Ace coding interviews with Interview AiBoxInterview AiBox guidance for Two-pointer scanning with invariant tracking
To solve the Maximum Width Ramp problem, use a two-pointer approach combined with a monotonic stack. Start by iterating through the array with a second pointer, and track potential ramp widths using a stack. Efficiently determine the maximum width with O(n) time complexity.
Problem Statement
Given an integer array nums, a ramp is defined as a pair of indices (i, j) such that i < j and nums[i] <= nums[j]. The width of the ramp is calculated as j - i. Your task is to return the maximum width of such a ramp from the array.
If no ramp exists in the array, return 0. For example, in the array nums = [6,0,8,2,1,5], the maximum width ramp is achieved between indices 1 and 5, giving a width of 4.
Examples
Example 1
Input: nums = [6,0,8,2,1,5]
Output: 4
The maximum width ramp is achieved at (i, j) = (1, 5): nums[1] = 0 and nums[5] = 5.
Example 2
Input: nums = [9,8,1,0,1,9,4,0,4,1]
Output: 7
The maximum width ramp is achieved at (i, j) = (2, 9): nums[2] = 1 and nums[9] = 1.
Constraints
- 2 <= nums.length <= 5 * 104
- 0 <= nums[i] <= 5 * 104
Solution Approach
Two-pointer Scanning
A two-pointer technique is used to find the maximum width ramp efficiently. First, scan the array with the second pointer starting at the end, and use the stack to store indices of elements that could form valid ramps.

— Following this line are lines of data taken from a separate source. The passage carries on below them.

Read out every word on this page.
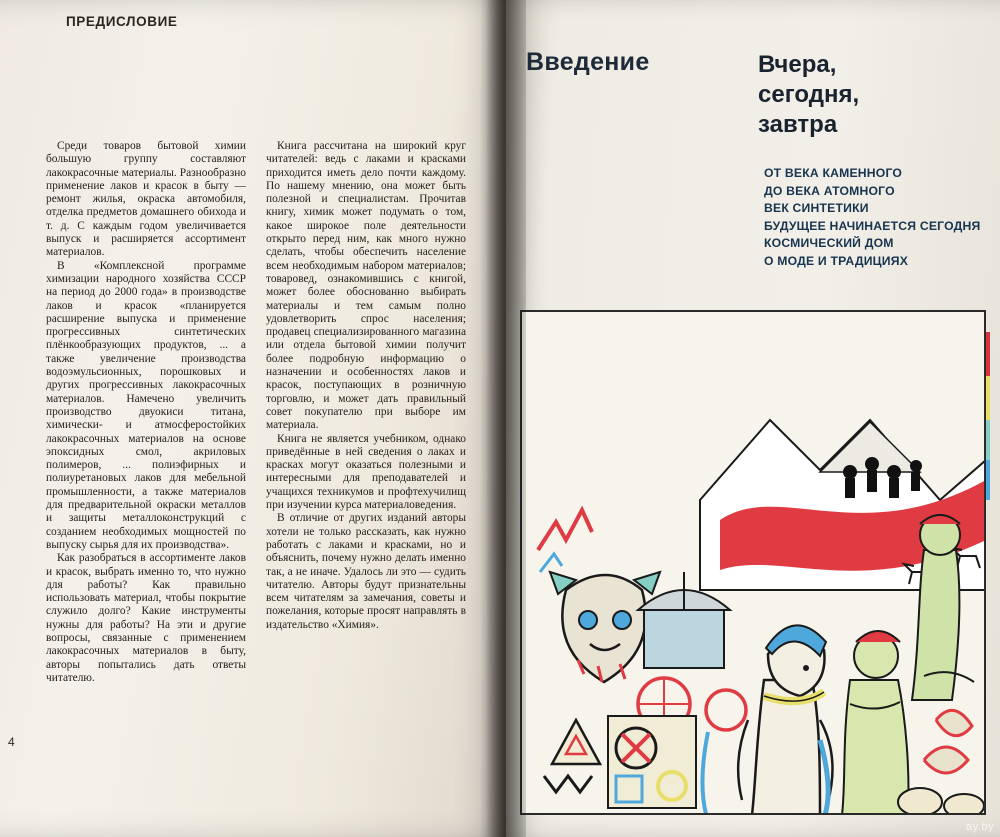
ПРЕДИСЛОВИЕ

Среди товаров бытовой химии большую группу составляют лакокрасочные материалы. Разнообразно применение лаков и красок в быту — ремонт жилья, окраска автомобиля, отделка предметов домашнего обихода и т. д. С каждым годом увеличивается выпуск и расширяется ассортимент материалов.

В «Комплексной программе химизации народного хозяйства СССР на период до 2000 года» в производстве лаков и красок «планируется расширение выпуска и применение прогрессивных синтетических плёнкообразующих продуктов, ... а также увеличение производства водоэмульсионных, порошковых и других прогрессивных лакокрасочных материалов. Намечено увеличить производство двуокиси титана, химически- и атмосферостойких лакокрасочных материалов на основе эпоксидных смол, акриловых полимеров, ... полиэфирных и полиуретановых лаков для мебельной промышленности, а также материалов для предварительной окраски металлов и защиты металлоконструкций с созданием необходимых мощностей по выпуску сырья для их производства».

Как разобраться в ассортименте лаков и красок, выбрать именно то, что нужно для работы? Как правильно использовать материал, чтобы покрытие служило долго? Какие инструменты нужны для работы? На эти и другие вопросы, связанные с применением лакокрасочных материалов в быту, авторы попытались дать ответы читателю.

Книга рассчитана на широкий круг читателей: ведь с лаками и красками приходится иметь дело почти каждому. По нашему мнению, она может быть полезной и специалистам. Прочитав книгу, химик может подумать о том, какое широкое поле деятельности открыто перед ним, как много нужно сделать, чтобы обеспечить население всем необходимым набором материалов; товаровед, ознакомившись с книгой, может более обоснованно выбирать материалы и тем самым полно удовлетворить спрос населения; продавец специализированного магазина или отдела бытовой химии получит более подробную информацию о назначении и особенностях лаков и красок, поступающих в розничную торговлю, и может дать правильный совет покупателю при выборе им материала.

Книга не является учебником, однако приведённые в ней сведения о лаках и красках могут оказаться полезными и интересными для преподавателей и учащихся техникумов и профтехучилищ при изучении курса материаловедения.

В отличие от других изданий авторы хотели не только рассказать, как нужно работать с лаками и красками, но и объяснить, почему нужно делать именно так, а не иначе. Удалось ли это — судить читателю. Авторы будут признательны всем читателям за замечания, советы и пожелания, которые просят направлять в издательство «Химия».

4
Введение	Вчера,
сегодня,
завтра
ОТ ВЕКА КАМЕННОГО
ДО ВЕКА АТОМНОГО
ВЕК СИНТЕТИКИ
БУДУЩЕЕ НАЧИНАЕТСЯ СЕГОДНЯ
КОСМИЧЕСКИЙ ДОМ
О МОДЕ И ТРАДИЦИЯХ
ay.by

Monotonic Stack for Tracking Indices
Use a monotonic stack to maintain a list of indices where elements are in non-decreasing order. This allows for efficient checking of possible ramp widths between the stack and the second pointer as you scan the array.
Maximizing the Ramp Width
For each valid pair (i, j) where nums[i] <= nums[j], calculate the width j - i. Continuously update the maximum width found while iterating through the array.
Complexity Analysis
| Metric | Value |
|---|---|
| Time | O(n) |
| Space | O(n) |
The time complexity is O(n) due to a single scan of the array using the two-pointer technique, and the space complexity is O(n) for storing indices in the stack. This ensures the algorithm scales efficiently with large inputs.
What Interviewers Usually Probe
- Candidate understands the two-pointer technique for optimizing problems like this one.

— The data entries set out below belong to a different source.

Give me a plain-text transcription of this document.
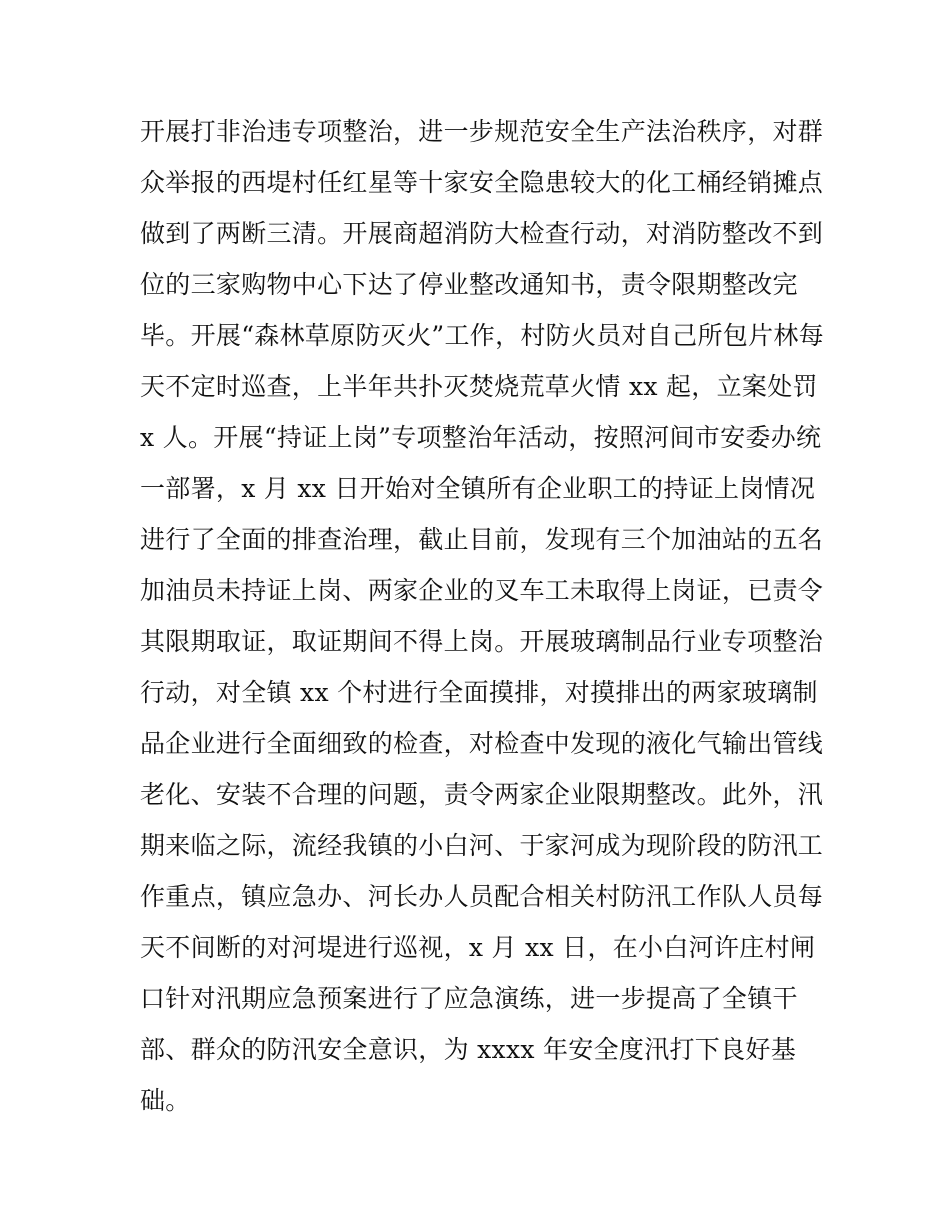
开展打非治违专项整治，进一步规范安全生产法治秩序，对群
众举报的西堤村任红星等十家安全隐患较大的化工桶经销摊点
做到了两断三清。开展商超消防大检查行动，对消防整改不到
位的三家购物中心下达了停业整改通知书，责令限期整改完
毕。开展“森林草原防灭火”工作，村防火员对自己所包片林每
天不定时巡查，上半年共扑灭焚烧荒草火情 xx 起，立案处罚
x 人。开展“持证上岗”专项整治年活动，按照河间市安委办统
一部署，x 月 xx 日开始对全镇所有企业职工的持证上岗情况
进行了全面的排查治理，截止目前，发现有三个加油站的五名
加油员未持证上岗、两家企业的叉车工未取得上岗证，已责令
其限期取证，取证期间不得上岗。开展玻璃制品行业专项整治
行动，对全镇 xx 个村进行全面摸排，对摸排出的两家玻璃制
品企业进行全面细致的检查，对检查中发现的液化气输出管线
老化、安装不合理的问题，责令两家企业限期整改。此外，汛
期来临之际，流经我镇的小白河、于家河成为现阶段的防汛工
作重点，镇应急办、河长办人员配合相关村防汛工作队人员每
天不间断的对河堤进行巡视，x 月 xx 日，在小白河许庄村闸
口针对汛期应急预案进行了应急演练，进一步提高了全镇干
部、群众的防汛安全意识，为 xxxx 年安全度汛打下良好基
础。
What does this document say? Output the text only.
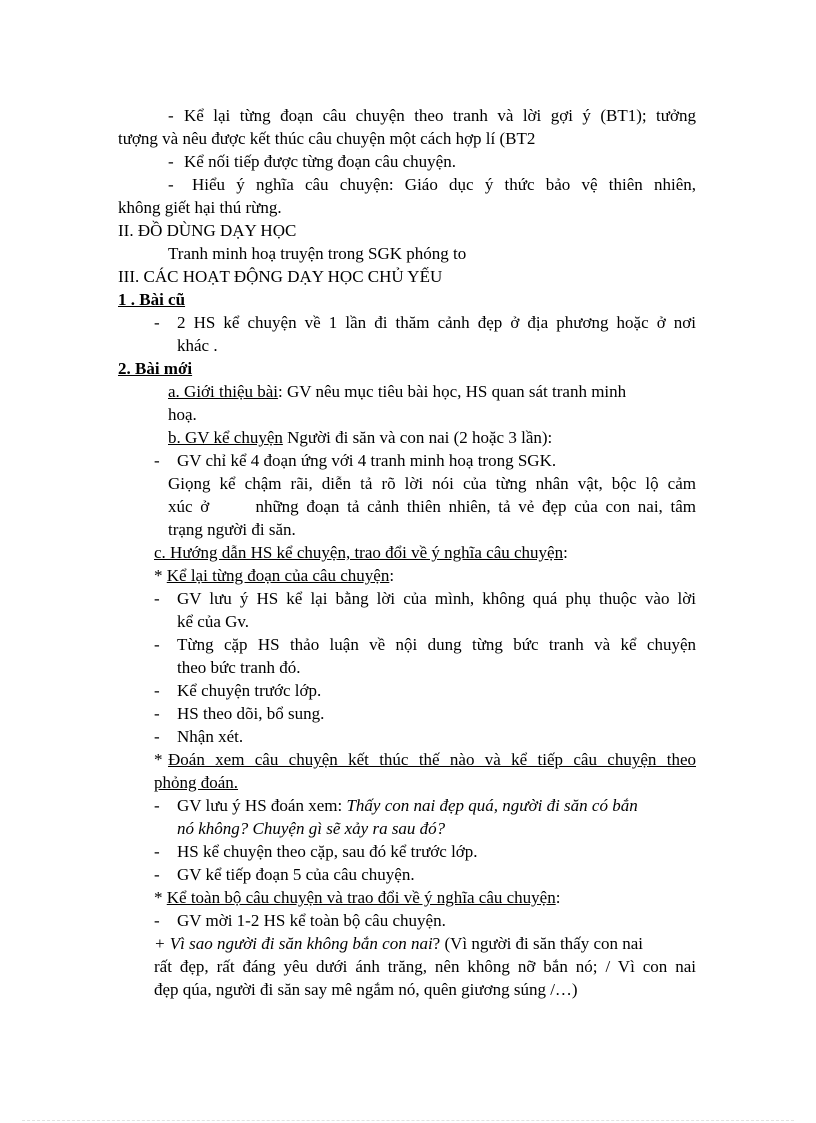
- Kể lại từng đoạn câu chuyện theo tranh và lời gợi ý (BT1); tưởng
tượng và nêu được kết thúc câu chuyện một cách hợp lí (BT2
- Kể nối tiếp được từng đoạn câu chuyện.
- Hiểu ý nghĩa câu chuyện: Giáo dục ý thức bảo vệ thiên nhiên,
không giết hại thú rừng.
II. ĐỒ DÙNG DẠY HỌC
Tranh minh hoạ truyện trong SGK phóng to
III. CÁC HOẠT ĐỘNG DẠY HỌC CHỦ YẾU
1 . Bài cũ
- 2 HS kể chuyện về 1 lần đi thăm cảnh đẹp ở địa phương hoặc ở nơi
khác .
2. Bài mới
a. Giới thiệu bài: GV nêu mục tiêu bài học, HS quan sát tranh minh
hoạ.
b. GV kể chuyện Người đi săn và con nai (2 hoặc 3 lần):
- GV chỉ kể 4 đoạn ứng với 4 tranh minh hoạ trong SGK.
Giọng kể chậm rãi, diễn tả rõ lời nói của từng nhân vật, bộc lộ cảm
xúc ở      những đoạn tả cảnh thiên nhiên, tả vẻ đẹp của con nai, tâm
trạng người đi săn.
c. Hướng dẫn HS kể chuyện, trao đổi về ý nghĩa câu chuyện:
* Kể lại từng đoạn của câu chuyện:
- GV lưu ý HS kể lại bằng lời của mình, không quá phụ thuộc vào lời
kể của Gv.
- Từng cặp HS thảo luận về nội dung từng bức tranh và kể chuyện
theo bức tranh đó.
- Kể chuyện trước lớp.
- HS theo dõi, bổ sung.
- Nhận xét.
* Đoán xem câu chuyện kết thúc thế nào và kể tiếp câu chuyện theo
phỏng đoán.
- GV lưu ý HS đoán xem: Thấy con nai đẹp quá, người đi săn có bắn
nó không? Chuyện gì sẽ xảy ra sau đó?
- HS kể chuyện theo cặp, sau đó kể trước lớp.
- GV kể tiếp đoạn 5 của câu chuyện.
* Kể toàn bộ câu chuyện và trao đổi về ý nghĩa câu chuyện:
- GV mời 1-2 HS kể toàn bộ câu chuyện.
+ Vì sao người đi săn không bắn con nai? (Vì người đi săn thấy con nai
rất đẹp, rất đáng yêu dưới ánh trăng, nên không nỡ bắn nó; / Vì con nai
đẹp qúa, người đi săn say mê ngắm nó, quên giương súng /…)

- Look for clarity in the candidate's explanation of the monotonic stack's role in solving the problem.
- Assess how well the candidate relates the problem to patterns like invariant tracking and ramp-width maximization.

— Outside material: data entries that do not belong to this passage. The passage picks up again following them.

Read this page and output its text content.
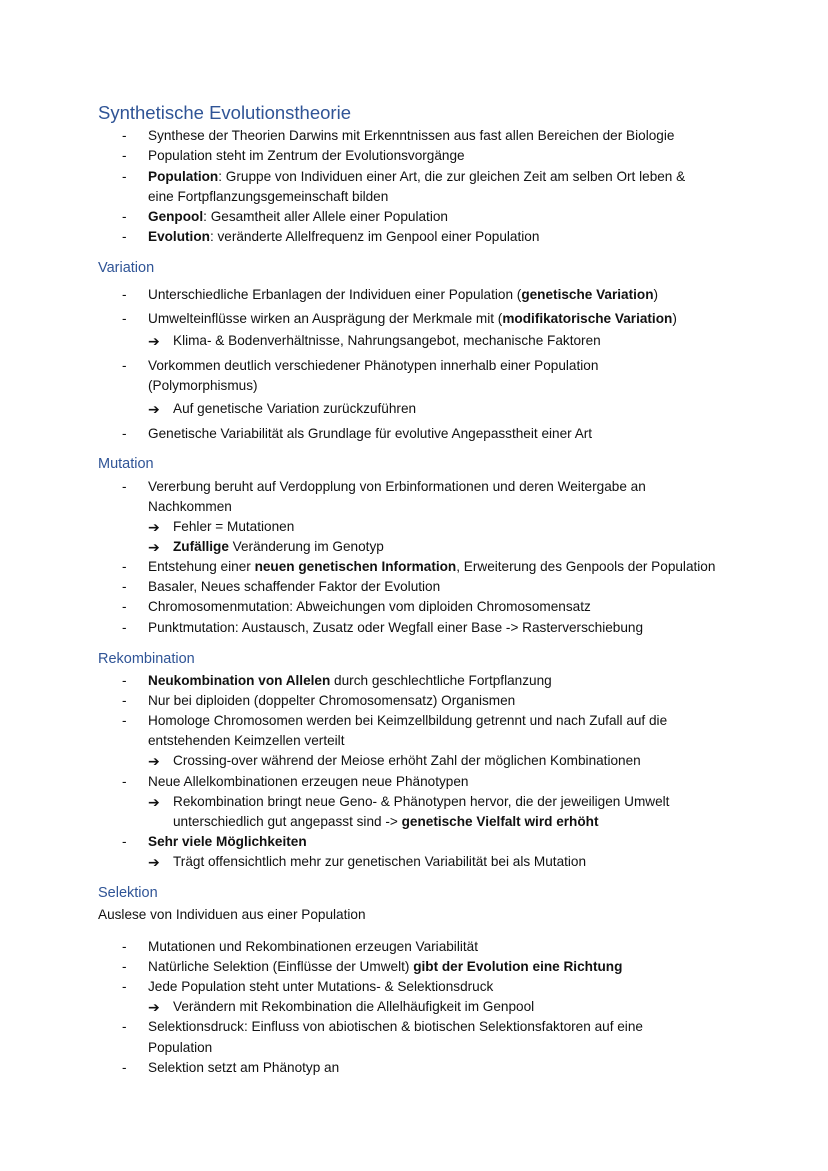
Synthetische Evolutionstheorie
- Synthese der Theorien Darwins mit Erkenntnissen aus fast allen Bereichen der Biologie
- Population steht im Zentrum der Evolutionsvorgänge
- Population: Gruppe von Individuen einer Art, die zur gleichen Zeit am selben Ort leben &
eine Fortpflanzungsgemeinschaft bilden
- Genpool: Gesamtheit aller Allele einer Population
- Evolution: veränderte Allelfrequenz im Genpool einer Population
Variation
- Unterschiedliche Erbanlagen der Individuen einer Population (genetische Variation)
- Umwelteinflüsse wirken an Ausprägung der Merkmale mit (modifikatorische Variation)
➔ Klima- & Bodenverhältnisse, Nahrungsangebot, mechanische Faktoren
- Vorkommen deutlich verschiedener Phänotypen innerhalb einer Population
(Polymorphismus)
➔ Auf genetische Variation zurückzuführen
- Genetische Variabilität als Grundlage für evolutive Angepasstheit einer Art
Mutation
- Vererbung beruht auf Verdopplung von Erbinformationen und deren Weitergabe an
Nachkommen
➔ Fehler = Mutationen
➔ Zufällige Veränderung im Genotyp
- Entstehung einer neuen genetischen Information, Erweiterung des Genpools der Population
- Basaler, Neues schaffender Faktor der Evolution
- Chromosomenmutation: Abweichungen vom diploiden Chromosomensatz
- Punktmutation: Austausch, Zusatz oder Wegfall einer Base -> Rasterverschiebung
Rekombination
- Neukombination von Allelen durch geschlechtliche Fortpflanzung
- Nur bei diploiden (doppelter Chromosomensatz) Organismen
- Homologe Chromosomen werden bei Keimzellbildung getrennt und nach Zufall auf die
entstehenden Keimzellen verteilt
➔ Crossing-over während der Meiose erhöht Zahl der möglichen Kombinationen
- Neue Allelkombinationen erzeugen neue Phänotypen
➔ Rekombination bringt neue Geno- & Phänotypen hervor, die der jeweiligen Umwelt
unterschiedlich gut angepasst sind -> genetische Vielfalt wird erhöht
- Sehr viele Möglichkeiten
➔ Trägt offensichtlich mehr zur genetischen Variabilität bei als Mutation
Selektion
Auslese von Individuen aus einer Population
- Mutationen und Rekombinationen erzeugen Variabilität
- Natürliche Selektion (Einflüsse der Umwelt) gibt der Evolution eine Richtung
- Jede Population steht unter Mutations- & Selektionsdruck
➔ Verändern mit Rekombination die Allelhäufigkeit im Genpool
- Selektionsdruck: Einfluss von abiotischen & biotischen Selektionsfaktoren auf eine
Population
- Selektion setzt am Phänotyp an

Common Pitfalls or Variants
Common pitfalls
- Failing to use the monotonic stack efficiently, leading to incorrect ramp width calculations.
- Not recognizing that the two-pointer technique must be combined with a stack for optimal performance.
- Overcomplicating the problem by using a brute-force approach that results in O(n^2) time complexity.
Follow-up variants
- Consider variations where the ramp definition might change, such as requiring nums[i] > nums[j] or other constraints on the array.
- Explore edge cases with minimum and maximum array sizes to ensure the algorithm handles these scenarios effectively.
- Consider extending the problem to allow ramps in multidimensional arrays or with additional constraints.
FAQ
What is the time complexity of the Maximum Width Ramp problem?
The time complexity is O(n) due to a single pass through the array using the two-pointer technique, with a stack operation for each element.
How does the two-pointer technique work in the Maximum Width Ramp problem?
The two-pointer technique allows you to efficiently track potential ramps by iterating through the array, using a stack to track indices and calculate the maximum width.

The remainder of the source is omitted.